Trouble begins when Junior takes his teacher’s advice and transfers to the better and white high school some miles from the Reservation; his best friend Rowdy and other tribal members see him as a traitor. But Junior is escaping the Rez’s omnipresent alcoholism and tragedy that bring, in these pages, the deaths of his sister, a family friend, his grandmother, and even his dog. Given this, what may be difficult to understand is that the book is often witty and downright hilarious, especially with Ellen Forney’s comic cartoons and pictures. This peculiar mixture of the sad and funny turns out to be a measure of Junior’s resilience and this book’s authenticity.
If you like mysteries, you are going to love this book; indeed, when the pieces all come together in the end, you will want to read it a second time. If you liked Madeline L’Engle’s time-travel series A Wrinkle in Time, you are going to love this book and have a leg up on solving its mystery. And if you like stories set in Manhattan (books like E.L. Konigsburg’s The Mixed-Up Files of Mrs.
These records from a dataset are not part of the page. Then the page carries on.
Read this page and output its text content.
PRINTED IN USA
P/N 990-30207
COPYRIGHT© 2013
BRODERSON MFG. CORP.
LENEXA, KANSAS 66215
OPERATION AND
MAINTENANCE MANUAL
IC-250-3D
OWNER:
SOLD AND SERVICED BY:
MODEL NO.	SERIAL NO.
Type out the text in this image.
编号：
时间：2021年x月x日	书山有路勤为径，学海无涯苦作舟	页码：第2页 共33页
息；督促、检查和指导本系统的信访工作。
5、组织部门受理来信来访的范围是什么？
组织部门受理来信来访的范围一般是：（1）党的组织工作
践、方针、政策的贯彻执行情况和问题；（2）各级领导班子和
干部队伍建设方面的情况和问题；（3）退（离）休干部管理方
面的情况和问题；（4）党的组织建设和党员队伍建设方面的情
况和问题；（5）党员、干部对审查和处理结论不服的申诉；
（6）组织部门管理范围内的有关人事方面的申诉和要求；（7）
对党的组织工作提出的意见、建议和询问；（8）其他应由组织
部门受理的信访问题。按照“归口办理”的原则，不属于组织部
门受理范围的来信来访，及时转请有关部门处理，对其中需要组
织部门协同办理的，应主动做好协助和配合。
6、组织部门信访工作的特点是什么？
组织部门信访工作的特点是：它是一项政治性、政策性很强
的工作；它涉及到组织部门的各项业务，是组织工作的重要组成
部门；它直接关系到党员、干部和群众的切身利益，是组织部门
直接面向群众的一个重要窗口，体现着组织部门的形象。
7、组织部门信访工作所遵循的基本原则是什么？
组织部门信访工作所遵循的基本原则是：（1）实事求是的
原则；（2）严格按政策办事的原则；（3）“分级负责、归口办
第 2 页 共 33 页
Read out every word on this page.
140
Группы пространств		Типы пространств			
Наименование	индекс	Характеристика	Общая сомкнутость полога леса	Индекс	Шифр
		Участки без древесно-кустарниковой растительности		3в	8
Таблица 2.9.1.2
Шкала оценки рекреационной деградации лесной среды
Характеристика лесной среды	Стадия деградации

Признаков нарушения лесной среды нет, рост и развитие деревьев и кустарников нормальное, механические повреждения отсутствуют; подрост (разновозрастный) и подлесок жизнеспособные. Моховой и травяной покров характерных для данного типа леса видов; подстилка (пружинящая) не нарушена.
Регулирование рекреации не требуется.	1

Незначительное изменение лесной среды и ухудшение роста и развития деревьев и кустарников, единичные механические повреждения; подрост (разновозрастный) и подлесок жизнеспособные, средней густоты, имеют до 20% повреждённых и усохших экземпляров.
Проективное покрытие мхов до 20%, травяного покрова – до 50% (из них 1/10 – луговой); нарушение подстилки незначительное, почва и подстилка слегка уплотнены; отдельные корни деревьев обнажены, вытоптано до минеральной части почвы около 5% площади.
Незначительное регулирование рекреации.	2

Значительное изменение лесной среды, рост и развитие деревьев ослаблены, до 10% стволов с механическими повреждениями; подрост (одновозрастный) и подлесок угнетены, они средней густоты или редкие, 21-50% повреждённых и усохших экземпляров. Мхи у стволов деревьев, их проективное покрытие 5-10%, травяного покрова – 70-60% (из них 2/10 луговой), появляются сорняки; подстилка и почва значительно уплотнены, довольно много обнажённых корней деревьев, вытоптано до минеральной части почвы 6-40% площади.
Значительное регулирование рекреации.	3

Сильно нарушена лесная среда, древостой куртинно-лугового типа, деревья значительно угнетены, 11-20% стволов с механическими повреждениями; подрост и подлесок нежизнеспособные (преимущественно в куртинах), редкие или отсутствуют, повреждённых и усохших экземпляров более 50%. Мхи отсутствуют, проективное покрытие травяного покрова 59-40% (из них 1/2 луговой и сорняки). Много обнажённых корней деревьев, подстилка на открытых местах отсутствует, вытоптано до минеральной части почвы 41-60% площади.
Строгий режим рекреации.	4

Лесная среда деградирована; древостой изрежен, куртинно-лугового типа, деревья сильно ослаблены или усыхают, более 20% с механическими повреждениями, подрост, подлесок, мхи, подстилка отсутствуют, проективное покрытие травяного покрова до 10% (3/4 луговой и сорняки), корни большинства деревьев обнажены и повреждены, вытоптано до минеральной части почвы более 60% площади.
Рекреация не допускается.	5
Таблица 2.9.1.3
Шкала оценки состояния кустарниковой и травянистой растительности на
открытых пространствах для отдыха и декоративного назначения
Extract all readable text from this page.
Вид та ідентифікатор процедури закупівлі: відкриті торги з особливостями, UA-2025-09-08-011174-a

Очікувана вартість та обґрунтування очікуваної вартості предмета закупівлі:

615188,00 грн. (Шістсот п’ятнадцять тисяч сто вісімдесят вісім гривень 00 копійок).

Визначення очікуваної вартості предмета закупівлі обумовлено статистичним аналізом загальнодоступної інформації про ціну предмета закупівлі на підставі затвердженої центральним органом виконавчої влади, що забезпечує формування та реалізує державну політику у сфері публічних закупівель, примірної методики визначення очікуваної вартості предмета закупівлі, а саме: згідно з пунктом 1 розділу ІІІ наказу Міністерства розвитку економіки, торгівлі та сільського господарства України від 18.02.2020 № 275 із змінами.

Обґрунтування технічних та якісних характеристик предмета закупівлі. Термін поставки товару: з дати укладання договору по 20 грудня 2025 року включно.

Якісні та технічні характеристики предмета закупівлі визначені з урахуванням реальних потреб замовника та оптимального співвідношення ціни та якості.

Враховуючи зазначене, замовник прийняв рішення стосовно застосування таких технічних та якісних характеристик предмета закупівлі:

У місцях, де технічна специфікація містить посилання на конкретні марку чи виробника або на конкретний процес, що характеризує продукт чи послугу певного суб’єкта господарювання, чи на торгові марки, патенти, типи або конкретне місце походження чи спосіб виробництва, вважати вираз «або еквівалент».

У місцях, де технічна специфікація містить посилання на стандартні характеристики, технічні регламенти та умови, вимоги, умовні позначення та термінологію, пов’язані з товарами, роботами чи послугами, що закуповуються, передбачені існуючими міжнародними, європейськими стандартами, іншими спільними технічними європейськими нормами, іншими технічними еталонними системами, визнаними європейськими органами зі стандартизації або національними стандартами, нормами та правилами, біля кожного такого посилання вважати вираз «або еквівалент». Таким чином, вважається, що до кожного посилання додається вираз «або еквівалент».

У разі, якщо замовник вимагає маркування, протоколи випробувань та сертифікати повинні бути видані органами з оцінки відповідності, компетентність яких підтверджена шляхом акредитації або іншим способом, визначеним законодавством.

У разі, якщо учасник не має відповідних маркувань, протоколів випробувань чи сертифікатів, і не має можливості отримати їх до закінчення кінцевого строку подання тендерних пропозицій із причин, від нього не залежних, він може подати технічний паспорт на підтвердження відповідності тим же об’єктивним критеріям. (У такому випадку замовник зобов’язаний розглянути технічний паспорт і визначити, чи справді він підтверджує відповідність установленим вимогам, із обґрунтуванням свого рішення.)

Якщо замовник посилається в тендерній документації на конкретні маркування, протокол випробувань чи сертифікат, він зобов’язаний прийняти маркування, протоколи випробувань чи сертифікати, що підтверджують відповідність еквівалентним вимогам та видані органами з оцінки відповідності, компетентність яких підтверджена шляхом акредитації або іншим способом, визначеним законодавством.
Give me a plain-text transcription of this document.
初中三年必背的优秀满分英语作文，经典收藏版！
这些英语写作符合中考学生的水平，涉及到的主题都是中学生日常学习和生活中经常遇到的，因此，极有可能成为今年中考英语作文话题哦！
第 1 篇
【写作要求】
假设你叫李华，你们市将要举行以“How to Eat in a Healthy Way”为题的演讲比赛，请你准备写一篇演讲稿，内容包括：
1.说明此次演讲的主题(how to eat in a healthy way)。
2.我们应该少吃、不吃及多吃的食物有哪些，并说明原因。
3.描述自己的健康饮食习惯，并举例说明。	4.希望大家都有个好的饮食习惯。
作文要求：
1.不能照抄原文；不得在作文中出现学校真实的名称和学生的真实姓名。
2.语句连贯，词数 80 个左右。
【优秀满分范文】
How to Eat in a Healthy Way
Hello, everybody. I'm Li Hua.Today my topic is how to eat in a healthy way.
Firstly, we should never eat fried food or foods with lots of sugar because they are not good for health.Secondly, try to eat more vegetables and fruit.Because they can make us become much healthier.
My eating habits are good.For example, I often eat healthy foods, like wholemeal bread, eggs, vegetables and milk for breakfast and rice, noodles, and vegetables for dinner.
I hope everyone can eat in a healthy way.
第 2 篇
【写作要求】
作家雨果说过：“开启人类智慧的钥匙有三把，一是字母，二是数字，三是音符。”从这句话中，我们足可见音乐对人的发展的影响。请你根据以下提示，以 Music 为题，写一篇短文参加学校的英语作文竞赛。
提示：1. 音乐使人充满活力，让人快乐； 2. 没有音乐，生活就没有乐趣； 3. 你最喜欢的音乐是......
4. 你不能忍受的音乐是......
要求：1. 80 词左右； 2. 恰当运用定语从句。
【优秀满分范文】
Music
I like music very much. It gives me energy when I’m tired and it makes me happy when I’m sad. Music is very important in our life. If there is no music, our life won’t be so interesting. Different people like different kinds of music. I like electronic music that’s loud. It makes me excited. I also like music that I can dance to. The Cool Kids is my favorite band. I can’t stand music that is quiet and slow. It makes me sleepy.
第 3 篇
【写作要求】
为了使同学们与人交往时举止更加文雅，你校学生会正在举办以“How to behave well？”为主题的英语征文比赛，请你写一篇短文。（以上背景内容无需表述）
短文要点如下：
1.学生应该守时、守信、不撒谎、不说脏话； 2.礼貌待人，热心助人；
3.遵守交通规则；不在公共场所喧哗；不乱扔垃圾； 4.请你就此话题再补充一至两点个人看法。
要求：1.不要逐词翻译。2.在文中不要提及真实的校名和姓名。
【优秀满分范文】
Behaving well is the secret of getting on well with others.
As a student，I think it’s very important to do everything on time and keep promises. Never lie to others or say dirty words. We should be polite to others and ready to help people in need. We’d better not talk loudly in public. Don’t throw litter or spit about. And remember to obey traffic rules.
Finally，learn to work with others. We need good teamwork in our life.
Basil E. Frankweiler), you’re going to love this story set on the Upper West Side in the 1980’s when moms wore orange turtlenecks with denim skirts and purple striped tights.
Miranda is a savvy latchkey kid. She’s good at navigating the streets by herself and dealing with friends and rivals at her school. But from the homeless guys sleeping under a mailbox, to the three weird letters she receives, Miranda finds herself in the midst of a mystery that undermines the apparent ordinariness of her sixth-grade life. There’s no way I can spoil the story by saying anything more, but here’s a clue: The puzzle begins when you read the words “the day Sol got punched.”
After he moves to another house in a backwater English town and while his newborn sister languishes in a desperate way in the hospital, ten-year-old Michael encounters a strange creature sheltering in their abandoned garage. An angel, possibly, or a derelict, or some prehistoric leftover from an evolutionary experiment — Skellig, the name the mysterious creature goes by, is a man-sized creature with wings. Michael shares this mystery with Mina, a girl his own age, home-schooled and keen on William Blake’s poetry. These two — in a neighborhood of boarded-up and abandoned house, while anxiety about the hospitalized baby reaches heartbreaking levels — nurse Skellig back to health until his wings unfold and he leaves them.
Recalling the movie “Michael” (where John Travolta plays an angel fallen to earth) and Seamus Heaney’s poems about the Tollund Man (an ancient body found preserved in a bog), David Almond’s Skellig is a powerful and strangely moving novel. In the way the children share a closely guarded secret, it recalls Frances Hodgson Burnett’s The Secret Garden only repositioned now to contemporary times and urban circumstances. Impressive in the way it links themes and moods, touching in its music of mystery and heartbreak, this is a terrific, terrific book and my favorite of the four.